Security services contractor G4S rose 2.9pc, or 6p, to 210.8p as revenues grew 4.9pc in the third quarter and it said it is still mulling offers for its cash solutions business.

And mid-cap engineer IMI rallied 7pc, or 74.5p, to 1136p, despite third- quarter revenues falling 2pc, as it reassured shareholde­rs it is on track to meet its full-year expectatio­ns.

The FTSE 100 rose 0.1pc, or 9.76 points to 7406.41, as traders waited to hear news about a USChina trade deal. After markets closed officials said they had reached an agreement to roll back tariffs. The FTSE 250, which is more exposed to what happens in the UK, rose 1pc, or 216.63 points, to 20433.22.

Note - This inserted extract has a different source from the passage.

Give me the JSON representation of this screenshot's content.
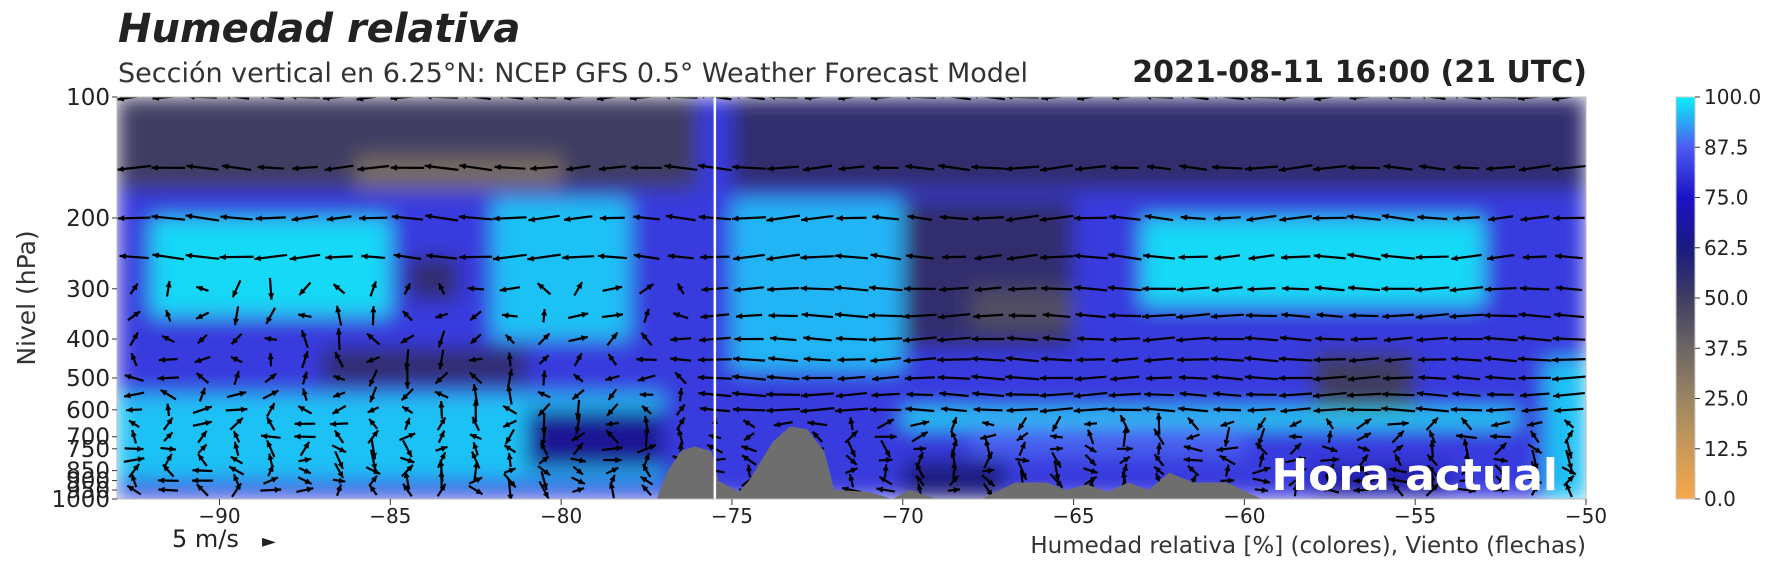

Aside from the plethora of company updates, insurance giant

Hiscox issued an update to the stock market in response to a sharp share price fall. The drop was prompted by some scathing broker notes which raised questions about how profitable it estimates its retail insurance arm will be over the next few years.

Although those who do not follow the insurance market closely will be baffled as to why this was so important, rest assured it was.

Shares plunged by as much as 16pc before it published a breakdown of these profit figures, but regained some ground to close down 9.7pc, or 135p, to 1254p by the close. It was, however, still the Footsie’s biggest faller.

Meanwhile, analysts at investment bank Societe Generale upgraded their rating on Marks &

Spencer’s stock from ‘ sell’ to ‘hold’ and hiked its target price from 179p to 189p, sending shares up 5.2pc, or 9.4p, to 191.4p.